After deployment, a verification is performed to ensure everything is functioning correctly. A simple script might ping a few routes and check whether they return HTTP 200 responses. If a route returns a 500 error, an automatic rollback can be triggered while the development team investigates what happened.

Fun Fact: The term "smoke test" comes from a famous hardware engineering joke that goes something like: "You plugged it in... did any smoke come out?"

These tests are designed to be simple and fast. Even if they don't seem impressive, they provide an important extra layer of verification because they validate how the project behaves on the real production hardware.

Mutation Tests

Okay, not many people use these. I've never used them myself! But knowing about them never hurts. Mutation testing is the internal affairs department of software testing. When someone writes on the wall, "Who tests the tests?", mutation testing shows up and loudly replies: "I DO!"
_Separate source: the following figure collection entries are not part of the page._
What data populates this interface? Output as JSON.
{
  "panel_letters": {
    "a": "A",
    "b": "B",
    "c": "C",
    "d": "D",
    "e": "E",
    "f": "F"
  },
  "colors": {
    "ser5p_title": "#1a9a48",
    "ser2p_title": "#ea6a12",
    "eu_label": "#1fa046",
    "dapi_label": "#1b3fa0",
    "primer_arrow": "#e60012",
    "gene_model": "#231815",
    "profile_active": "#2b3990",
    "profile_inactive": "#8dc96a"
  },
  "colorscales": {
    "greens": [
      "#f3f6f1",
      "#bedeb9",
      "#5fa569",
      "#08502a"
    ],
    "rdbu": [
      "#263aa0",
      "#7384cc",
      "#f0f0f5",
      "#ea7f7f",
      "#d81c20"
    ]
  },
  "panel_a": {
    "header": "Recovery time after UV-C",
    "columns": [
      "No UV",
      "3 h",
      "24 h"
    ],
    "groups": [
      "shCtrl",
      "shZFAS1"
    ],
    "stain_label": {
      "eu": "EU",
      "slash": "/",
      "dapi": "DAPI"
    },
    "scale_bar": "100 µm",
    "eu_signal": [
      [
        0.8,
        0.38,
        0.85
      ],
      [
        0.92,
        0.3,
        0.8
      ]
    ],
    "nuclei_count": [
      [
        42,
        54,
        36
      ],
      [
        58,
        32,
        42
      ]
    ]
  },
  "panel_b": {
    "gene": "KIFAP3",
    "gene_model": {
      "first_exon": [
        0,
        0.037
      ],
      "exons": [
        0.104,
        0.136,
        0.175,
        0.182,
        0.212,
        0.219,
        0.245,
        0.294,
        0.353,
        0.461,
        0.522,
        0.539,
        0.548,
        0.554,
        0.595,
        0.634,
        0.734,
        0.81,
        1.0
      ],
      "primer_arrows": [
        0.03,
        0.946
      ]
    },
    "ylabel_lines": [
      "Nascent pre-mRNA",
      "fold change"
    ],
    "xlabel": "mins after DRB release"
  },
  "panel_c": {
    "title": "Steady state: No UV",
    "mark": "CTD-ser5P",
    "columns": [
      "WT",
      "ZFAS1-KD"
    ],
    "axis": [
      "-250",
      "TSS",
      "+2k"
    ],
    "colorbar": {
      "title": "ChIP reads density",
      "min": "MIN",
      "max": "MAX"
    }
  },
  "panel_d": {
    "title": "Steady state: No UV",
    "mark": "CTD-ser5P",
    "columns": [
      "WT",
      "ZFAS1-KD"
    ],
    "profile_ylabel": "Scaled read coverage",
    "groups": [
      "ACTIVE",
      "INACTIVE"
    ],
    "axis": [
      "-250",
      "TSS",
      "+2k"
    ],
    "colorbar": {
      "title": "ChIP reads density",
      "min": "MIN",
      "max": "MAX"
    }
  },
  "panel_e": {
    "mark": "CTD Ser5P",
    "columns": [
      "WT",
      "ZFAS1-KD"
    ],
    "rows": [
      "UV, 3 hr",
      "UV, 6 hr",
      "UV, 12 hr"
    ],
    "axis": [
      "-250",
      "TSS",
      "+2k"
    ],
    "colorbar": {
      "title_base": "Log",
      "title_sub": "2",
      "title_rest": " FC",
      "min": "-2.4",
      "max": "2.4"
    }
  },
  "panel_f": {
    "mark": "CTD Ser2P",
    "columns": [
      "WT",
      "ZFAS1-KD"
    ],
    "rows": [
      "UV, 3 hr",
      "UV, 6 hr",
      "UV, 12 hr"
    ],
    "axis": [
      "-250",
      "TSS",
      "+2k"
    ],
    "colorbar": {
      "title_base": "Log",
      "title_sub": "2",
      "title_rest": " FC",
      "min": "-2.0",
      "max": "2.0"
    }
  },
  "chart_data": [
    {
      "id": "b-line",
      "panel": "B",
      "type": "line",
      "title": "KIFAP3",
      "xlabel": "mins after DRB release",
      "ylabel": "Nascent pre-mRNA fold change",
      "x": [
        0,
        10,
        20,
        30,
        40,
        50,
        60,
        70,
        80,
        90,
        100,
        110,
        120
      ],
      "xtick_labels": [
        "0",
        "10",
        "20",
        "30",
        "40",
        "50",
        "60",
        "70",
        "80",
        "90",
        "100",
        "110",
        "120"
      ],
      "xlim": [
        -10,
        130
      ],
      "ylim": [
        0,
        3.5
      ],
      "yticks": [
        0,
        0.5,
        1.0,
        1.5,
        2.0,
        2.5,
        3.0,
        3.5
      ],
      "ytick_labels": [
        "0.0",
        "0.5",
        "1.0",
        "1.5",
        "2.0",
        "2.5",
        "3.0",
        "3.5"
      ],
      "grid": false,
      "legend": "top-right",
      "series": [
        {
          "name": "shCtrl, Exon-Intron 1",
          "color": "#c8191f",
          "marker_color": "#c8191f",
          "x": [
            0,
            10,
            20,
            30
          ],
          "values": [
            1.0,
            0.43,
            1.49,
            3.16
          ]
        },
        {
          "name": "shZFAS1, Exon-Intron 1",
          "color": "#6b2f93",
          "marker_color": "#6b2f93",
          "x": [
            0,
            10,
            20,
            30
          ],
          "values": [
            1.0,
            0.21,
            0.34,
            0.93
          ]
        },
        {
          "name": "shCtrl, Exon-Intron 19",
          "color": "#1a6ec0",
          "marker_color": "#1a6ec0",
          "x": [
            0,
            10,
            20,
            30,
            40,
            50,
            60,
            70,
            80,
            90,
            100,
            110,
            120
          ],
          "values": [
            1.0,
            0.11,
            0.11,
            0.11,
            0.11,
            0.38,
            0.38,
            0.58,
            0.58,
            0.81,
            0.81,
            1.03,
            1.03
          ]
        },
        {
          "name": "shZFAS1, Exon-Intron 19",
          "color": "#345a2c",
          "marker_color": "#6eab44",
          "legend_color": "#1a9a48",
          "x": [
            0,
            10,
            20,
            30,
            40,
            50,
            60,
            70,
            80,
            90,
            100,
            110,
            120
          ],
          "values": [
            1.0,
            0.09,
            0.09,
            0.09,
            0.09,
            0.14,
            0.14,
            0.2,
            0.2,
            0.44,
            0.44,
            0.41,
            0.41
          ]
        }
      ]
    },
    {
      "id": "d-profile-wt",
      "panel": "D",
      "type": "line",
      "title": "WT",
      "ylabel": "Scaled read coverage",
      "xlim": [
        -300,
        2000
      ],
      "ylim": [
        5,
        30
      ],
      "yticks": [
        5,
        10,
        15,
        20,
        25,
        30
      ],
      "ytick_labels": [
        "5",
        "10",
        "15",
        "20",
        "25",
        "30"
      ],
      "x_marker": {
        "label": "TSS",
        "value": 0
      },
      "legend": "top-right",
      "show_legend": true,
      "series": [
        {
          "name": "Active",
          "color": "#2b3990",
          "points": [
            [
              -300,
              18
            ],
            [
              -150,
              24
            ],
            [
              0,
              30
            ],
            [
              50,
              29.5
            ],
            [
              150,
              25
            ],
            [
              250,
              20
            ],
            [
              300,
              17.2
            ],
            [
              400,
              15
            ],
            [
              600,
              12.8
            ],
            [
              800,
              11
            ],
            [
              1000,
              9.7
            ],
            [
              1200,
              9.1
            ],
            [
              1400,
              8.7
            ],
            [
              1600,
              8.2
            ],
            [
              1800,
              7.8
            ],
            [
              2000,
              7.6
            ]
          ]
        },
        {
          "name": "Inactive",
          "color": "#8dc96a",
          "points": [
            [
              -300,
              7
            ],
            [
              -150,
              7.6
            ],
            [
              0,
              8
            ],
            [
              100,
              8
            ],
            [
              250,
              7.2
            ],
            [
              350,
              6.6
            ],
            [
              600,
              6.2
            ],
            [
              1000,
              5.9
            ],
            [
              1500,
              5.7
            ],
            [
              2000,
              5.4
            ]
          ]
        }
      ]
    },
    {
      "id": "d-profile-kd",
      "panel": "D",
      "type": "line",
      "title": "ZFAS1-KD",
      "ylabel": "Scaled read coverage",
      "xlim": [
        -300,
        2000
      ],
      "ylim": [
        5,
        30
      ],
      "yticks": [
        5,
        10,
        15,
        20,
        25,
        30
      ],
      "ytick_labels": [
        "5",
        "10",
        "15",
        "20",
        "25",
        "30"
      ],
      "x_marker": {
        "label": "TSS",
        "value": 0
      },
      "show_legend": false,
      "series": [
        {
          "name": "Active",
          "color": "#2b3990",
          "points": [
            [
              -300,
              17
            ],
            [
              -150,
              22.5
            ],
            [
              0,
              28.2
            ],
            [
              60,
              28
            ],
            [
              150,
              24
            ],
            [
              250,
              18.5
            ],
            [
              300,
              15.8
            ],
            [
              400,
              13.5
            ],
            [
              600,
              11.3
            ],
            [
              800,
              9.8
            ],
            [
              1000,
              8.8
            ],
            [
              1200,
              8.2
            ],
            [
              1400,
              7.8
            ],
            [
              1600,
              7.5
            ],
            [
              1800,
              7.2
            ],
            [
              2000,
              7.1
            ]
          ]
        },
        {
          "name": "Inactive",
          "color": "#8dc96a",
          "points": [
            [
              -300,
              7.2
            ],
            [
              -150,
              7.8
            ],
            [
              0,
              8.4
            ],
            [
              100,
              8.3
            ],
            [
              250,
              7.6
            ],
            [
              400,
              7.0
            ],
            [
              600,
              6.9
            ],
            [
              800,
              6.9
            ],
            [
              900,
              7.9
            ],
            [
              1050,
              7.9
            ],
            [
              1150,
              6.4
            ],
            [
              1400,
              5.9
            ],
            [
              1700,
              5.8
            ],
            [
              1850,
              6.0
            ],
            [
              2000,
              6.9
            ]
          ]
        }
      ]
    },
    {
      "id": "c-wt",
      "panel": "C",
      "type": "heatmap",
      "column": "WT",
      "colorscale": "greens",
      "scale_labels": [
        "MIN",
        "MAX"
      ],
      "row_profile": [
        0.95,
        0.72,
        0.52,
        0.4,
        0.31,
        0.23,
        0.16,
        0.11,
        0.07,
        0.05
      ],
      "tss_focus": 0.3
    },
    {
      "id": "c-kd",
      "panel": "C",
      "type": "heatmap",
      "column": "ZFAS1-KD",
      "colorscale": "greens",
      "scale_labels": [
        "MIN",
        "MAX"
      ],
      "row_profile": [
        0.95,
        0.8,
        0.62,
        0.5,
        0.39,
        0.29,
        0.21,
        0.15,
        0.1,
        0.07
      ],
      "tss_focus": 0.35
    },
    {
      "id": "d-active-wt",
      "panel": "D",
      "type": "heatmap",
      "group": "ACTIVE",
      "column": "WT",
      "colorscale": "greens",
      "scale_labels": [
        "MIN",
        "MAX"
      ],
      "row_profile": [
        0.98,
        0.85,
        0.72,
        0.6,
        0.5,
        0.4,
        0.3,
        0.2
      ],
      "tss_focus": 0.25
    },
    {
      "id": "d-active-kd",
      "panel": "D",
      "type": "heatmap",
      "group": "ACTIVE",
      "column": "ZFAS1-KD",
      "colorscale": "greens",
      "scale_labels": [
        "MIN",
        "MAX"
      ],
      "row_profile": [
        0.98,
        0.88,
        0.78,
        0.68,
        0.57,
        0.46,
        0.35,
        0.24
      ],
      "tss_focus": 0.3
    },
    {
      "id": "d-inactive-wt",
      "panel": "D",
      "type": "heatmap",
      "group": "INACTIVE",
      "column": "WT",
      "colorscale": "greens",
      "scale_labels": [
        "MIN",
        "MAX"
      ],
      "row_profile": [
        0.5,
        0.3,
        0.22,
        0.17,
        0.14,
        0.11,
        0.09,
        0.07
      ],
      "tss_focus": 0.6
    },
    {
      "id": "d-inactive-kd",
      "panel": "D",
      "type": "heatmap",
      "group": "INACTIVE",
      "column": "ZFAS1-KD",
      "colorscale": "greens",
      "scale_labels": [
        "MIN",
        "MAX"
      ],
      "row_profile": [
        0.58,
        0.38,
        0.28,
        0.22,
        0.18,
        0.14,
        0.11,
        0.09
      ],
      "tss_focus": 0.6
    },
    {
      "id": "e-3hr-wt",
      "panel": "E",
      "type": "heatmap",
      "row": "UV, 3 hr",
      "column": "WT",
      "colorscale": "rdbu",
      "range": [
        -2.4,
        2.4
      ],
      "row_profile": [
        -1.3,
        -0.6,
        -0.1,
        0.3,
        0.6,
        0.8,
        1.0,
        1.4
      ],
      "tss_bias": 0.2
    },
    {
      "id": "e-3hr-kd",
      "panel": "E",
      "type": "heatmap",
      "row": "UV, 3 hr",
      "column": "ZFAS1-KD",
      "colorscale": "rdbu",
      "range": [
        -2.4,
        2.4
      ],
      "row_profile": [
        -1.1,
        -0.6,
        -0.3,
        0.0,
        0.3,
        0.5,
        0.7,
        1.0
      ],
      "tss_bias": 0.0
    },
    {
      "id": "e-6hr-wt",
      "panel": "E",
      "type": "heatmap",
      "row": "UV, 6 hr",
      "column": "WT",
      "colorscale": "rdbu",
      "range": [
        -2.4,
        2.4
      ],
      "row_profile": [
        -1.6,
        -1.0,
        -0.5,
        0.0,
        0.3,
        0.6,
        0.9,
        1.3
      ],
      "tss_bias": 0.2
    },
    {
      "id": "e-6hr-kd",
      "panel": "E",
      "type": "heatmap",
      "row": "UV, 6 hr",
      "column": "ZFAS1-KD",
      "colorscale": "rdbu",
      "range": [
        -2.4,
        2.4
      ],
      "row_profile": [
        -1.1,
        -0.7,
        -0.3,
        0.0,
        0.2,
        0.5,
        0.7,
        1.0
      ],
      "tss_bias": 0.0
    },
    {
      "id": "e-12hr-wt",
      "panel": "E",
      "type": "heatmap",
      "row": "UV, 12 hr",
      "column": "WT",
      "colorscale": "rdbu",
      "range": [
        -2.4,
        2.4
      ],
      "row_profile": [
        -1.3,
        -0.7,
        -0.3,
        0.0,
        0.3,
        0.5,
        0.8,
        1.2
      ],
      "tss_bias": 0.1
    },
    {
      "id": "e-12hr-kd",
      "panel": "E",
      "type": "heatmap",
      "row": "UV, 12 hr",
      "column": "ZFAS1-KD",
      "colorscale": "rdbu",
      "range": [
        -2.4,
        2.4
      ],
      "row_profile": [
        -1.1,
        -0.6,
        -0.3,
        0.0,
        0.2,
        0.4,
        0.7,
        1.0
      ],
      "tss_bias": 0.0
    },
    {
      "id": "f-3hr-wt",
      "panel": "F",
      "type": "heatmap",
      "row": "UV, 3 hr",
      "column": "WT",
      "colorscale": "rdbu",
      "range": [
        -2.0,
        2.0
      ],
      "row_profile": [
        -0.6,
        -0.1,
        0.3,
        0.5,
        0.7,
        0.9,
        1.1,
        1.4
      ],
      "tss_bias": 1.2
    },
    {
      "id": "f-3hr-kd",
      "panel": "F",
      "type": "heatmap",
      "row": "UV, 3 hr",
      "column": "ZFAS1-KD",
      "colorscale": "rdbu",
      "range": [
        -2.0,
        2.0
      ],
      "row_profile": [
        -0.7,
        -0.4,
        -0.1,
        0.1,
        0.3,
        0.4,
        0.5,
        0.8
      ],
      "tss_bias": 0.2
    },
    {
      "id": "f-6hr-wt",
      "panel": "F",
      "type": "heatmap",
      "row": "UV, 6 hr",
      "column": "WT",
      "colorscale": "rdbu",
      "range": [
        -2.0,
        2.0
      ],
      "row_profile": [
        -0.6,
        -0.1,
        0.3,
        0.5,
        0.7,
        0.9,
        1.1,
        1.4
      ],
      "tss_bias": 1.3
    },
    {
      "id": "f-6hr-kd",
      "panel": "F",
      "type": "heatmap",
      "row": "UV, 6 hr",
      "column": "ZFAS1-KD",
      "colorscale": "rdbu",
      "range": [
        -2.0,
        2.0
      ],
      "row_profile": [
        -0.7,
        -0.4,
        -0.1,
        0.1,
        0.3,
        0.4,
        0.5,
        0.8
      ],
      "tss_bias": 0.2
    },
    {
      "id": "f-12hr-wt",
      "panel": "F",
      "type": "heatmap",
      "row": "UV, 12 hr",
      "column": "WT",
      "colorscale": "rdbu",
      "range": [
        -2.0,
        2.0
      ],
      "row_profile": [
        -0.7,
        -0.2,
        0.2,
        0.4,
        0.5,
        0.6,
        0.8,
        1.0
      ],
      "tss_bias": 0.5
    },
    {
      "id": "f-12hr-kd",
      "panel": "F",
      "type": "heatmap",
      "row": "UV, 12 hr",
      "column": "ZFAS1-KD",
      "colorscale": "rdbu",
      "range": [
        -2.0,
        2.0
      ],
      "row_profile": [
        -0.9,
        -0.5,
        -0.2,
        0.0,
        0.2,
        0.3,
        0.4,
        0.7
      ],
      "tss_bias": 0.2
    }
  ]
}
To verify whether tests are truly effective and that coverage isn't giving a false sense of security, mutation testing deliberately introduces bugs into the codebase, such as replacing a simple + with a - or inverting a boolean. After causing this intentional damage, it runs the test suite and expects failures. If everything still passes, a major red alert goes off: the tests are blind and need urgent review.

It Depends on the Situation

Writing tests does increase development time, but it dramatically reduces headaches later (trust me, skipping tests is practically asking for trouble). Want to avoid hotfixes, rework, and production issues affecting real people? Only testing can minimize those risks.

Yes, tests can be boring, but they're absolutely crucial.